3.4.3: Monopolistic Competition Flashcards
What are the characteristics of monopolistic competition?
- Many buyers/sellers
- Slightly differentiated products but close substitutes
- Firms are price makers to some extent
- Price elastic products
- Low barriers to entry
- Imperfect Information
- Profit Maximisers
Why is monopolistic competition productively and allocatively in
efficient?
- Productive inefficient because they cant use economies of scale, because there a lot of sellers in the market
- Allocative inefficient because monopolistic firms can charge higher than the marginal cost.
What are the advantages of monopolistic competition?
- Wide variety of choice for consumers
- A more realistic market structure than perfect competition
- Consumers may benefit from the increased range of choice on offer in the market.
What do a large number of buyers and sellers in the market mean in monopolistic competition?
- No one buyer or seller has a large price setting power
What do no barriers to entry or exit mean in monopolistic competition?
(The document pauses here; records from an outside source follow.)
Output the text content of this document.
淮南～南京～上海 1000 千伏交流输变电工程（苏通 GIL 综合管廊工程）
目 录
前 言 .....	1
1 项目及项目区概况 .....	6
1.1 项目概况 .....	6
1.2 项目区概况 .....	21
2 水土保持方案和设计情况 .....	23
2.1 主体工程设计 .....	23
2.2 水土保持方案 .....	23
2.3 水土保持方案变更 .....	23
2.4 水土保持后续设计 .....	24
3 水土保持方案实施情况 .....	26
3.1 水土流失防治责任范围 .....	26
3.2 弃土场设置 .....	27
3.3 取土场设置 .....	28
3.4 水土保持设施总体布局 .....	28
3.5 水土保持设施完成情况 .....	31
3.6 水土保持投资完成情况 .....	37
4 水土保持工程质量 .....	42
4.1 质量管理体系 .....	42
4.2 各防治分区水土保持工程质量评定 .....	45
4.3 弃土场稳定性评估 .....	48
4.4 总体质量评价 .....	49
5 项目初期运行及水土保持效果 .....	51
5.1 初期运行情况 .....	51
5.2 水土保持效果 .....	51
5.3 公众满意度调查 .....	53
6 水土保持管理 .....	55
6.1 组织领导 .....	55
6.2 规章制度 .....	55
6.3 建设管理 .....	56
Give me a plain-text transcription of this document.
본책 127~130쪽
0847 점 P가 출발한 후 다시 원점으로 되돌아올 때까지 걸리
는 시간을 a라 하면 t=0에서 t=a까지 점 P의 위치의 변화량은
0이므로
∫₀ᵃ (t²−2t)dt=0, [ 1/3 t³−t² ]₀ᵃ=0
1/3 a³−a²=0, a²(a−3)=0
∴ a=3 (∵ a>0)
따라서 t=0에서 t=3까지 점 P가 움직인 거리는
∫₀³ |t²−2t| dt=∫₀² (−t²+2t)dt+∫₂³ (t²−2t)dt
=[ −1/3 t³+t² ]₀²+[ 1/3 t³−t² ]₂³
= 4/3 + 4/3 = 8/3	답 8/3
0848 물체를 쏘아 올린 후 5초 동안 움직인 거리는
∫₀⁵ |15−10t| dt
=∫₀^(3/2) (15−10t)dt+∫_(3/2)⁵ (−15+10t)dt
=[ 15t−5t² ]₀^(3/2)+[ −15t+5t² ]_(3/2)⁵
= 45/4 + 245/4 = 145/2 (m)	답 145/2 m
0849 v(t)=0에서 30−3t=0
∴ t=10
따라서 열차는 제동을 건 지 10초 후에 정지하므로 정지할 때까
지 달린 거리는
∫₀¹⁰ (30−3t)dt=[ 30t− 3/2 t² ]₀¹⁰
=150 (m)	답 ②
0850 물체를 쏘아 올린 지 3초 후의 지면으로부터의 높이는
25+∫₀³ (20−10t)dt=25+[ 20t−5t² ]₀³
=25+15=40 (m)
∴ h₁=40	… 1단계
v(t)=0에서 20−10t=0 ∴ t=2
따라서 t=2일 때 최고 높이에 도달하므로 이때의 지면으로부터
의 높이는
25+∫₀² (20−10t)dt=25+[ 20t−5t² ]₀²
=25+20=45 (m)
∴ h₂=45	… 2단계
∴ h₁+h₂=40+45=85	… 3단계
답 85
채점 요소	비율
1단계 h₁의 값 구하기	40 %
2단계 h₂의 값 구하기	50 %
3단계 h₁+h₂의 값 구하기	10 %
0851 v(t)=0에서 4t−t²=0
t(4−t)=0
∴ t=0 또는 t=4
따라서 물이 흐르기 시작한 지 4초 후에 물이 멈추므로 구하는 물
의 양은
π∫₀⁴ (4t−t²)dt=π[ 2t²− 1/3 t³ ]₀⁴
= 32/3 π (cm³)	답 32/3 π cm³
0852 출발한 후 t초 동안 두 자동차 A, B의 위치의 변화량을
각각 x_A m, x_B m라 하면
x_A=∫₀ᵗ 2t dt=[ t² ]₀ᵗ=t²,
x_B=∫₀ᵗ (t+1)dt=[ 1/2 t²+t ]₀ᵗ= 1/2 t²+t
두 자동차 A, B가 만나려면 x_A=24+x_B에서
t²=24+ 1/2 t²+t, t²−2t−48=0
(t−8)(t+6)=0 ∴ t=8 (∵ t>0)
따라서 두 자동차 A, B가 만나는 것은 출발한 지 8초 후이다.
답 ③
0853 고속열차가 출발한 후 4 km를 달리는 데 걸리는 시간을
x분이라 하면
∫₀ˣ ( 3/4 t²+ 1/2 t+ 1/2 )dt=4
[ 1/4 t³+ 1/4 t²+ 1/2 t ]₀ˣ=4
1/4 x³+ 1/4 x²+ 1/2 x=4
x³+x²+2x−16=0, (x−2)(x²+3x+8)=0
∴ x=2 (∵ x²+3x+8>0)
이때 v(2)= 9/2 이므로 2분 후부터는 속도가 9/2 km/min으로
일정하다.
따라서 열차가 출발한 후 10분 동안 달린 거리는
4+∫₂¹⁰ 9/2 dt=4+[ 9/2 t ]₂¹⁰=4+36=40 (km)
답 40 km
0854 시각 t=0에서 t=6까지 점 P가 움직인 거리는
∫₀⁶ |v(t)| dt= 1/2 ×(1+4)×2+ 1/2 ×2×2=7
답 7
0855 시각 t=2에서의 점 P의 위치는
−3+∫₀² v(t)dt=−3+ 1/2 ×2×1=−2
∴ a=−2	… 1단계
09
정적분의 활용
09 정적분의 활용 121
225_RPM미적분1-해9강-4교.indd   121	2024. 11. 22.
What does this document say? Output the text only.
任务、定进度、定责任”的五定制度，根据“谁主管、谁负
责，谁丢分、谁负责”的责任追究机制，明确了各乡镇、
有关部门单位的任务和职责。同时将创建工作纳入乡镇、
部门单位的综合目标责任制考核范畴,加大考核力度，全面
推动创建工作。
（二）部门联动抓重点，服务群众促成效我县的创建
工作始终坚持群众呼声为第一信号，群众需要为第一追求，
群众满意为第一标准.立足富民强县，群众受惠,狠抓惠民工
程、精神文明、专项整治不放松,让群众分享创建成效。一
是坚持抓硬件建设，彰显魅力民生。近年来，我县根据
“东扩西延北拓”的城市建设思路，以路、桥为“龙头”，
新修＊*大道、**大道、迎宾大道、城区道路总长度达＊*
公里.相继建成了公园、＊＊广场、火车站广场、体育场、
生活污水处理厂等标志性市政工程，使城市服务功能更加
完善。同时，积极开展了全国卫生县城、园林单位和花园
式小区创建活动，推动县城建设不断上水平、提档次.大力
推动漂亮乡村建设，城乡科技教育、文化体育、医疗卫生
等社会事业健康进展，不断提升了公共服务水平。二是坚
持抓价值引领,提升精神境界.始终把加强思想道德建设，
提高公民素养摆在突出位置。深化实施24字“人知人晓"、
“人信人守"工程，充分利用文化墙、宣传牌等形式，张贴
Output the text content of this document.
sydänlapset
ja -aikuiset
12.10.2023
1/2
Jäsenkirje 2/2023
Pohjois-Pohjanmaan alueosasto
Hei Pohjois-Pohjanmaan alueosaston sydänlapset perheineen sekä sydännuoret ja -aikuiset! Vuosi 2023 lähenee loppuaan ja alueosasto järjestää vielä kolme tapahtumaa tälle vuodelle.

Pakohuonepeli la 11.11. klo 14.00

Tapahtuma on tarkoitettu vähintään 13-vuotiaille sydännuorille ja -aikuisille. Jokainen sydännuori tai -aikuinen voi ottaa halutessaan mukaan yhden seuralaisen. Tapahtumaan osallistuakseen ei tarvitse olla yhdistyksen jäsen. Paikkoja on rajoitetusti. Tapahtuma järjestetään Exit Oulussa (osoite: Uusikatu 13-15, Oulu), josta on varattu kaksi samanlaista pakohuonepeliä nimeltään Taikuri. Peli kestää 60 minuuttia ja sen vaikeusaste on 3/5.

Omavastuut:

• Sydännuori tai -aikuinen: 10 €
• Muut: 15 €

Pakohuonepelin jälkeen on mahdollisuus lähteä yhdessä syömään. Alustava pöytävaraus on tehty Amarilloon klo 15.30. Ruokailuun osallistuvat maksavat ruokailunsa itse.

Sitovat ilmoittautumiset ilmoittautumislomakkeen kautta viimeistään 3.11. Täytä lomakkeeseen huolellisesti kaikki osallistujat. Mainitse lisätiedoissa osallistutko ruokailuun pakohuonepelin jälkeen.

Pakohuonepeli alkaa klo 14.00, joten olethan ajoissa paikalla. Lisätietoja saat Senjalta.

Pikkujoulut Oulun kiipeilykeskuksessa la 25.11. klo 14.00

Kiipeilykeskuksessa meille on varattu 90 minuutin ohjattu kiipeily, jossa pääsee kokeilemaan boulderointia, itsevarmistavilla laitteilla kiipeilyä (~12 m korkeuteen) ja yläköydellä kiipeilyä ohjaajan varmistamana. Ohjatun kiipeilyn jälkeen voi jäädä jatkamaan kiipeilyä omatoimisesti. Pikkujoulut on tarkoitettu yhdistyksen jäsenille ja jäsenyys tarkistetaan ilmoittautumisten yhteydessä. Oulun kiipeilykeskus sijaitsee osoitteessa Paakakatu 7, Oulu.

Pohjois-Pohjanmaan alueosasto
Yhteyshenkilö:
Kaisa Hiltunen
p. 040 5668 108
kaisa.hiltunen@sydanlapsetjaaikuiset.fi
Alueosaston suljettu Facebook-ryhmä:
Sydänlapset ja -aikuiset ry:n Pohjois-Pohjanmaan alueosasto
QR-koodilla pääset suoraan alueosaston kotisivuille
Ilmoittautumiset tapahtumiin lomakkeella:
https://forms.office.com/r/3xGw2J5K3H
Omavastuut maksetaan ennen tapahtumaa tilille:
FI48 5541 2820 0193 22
- This allows new firms to entre when supernormal profits are being made and some to leave in the case of losses.
- As a result, only normal profits can be made in the long run
What do non- homogenous goods mean in monopolistic competiton?
- Means that individual firms do have some price setting power and so the curve is downward sloping.
Why are firms not allocatively or productively efficient in monopolistic competition?
- As firms can only make normal profit in the long run, AC=AR
- And as firms profit maximise, MC=MR
- Productive Efficient: MC=AC
- Allocative Efficient: P=MC
Why are firms in monopolistic competition likely to be dynamic effiecient?
- Since there are differentiated products and so know that innovative products will give them an edge over their competitors and enable them to make supernormal profits in the short run.
- However since firms are small, they may struggle to receive finance or have the retained profits necessary to invest.
Monopolistic competition in comparison to perfect competition
- In monopolistic competition, less is sold at a higher price, compared to perfect competition.
- Firms may not necessarily be producing at the lowest cost
- EV: However, the market will offer greater variety and may be able to enjoy some degree of economies of scale
When does monopolistic competition occur?
Monopolistic competition exists when many companies offer competing products or services that are similar, but not perfect substitutes.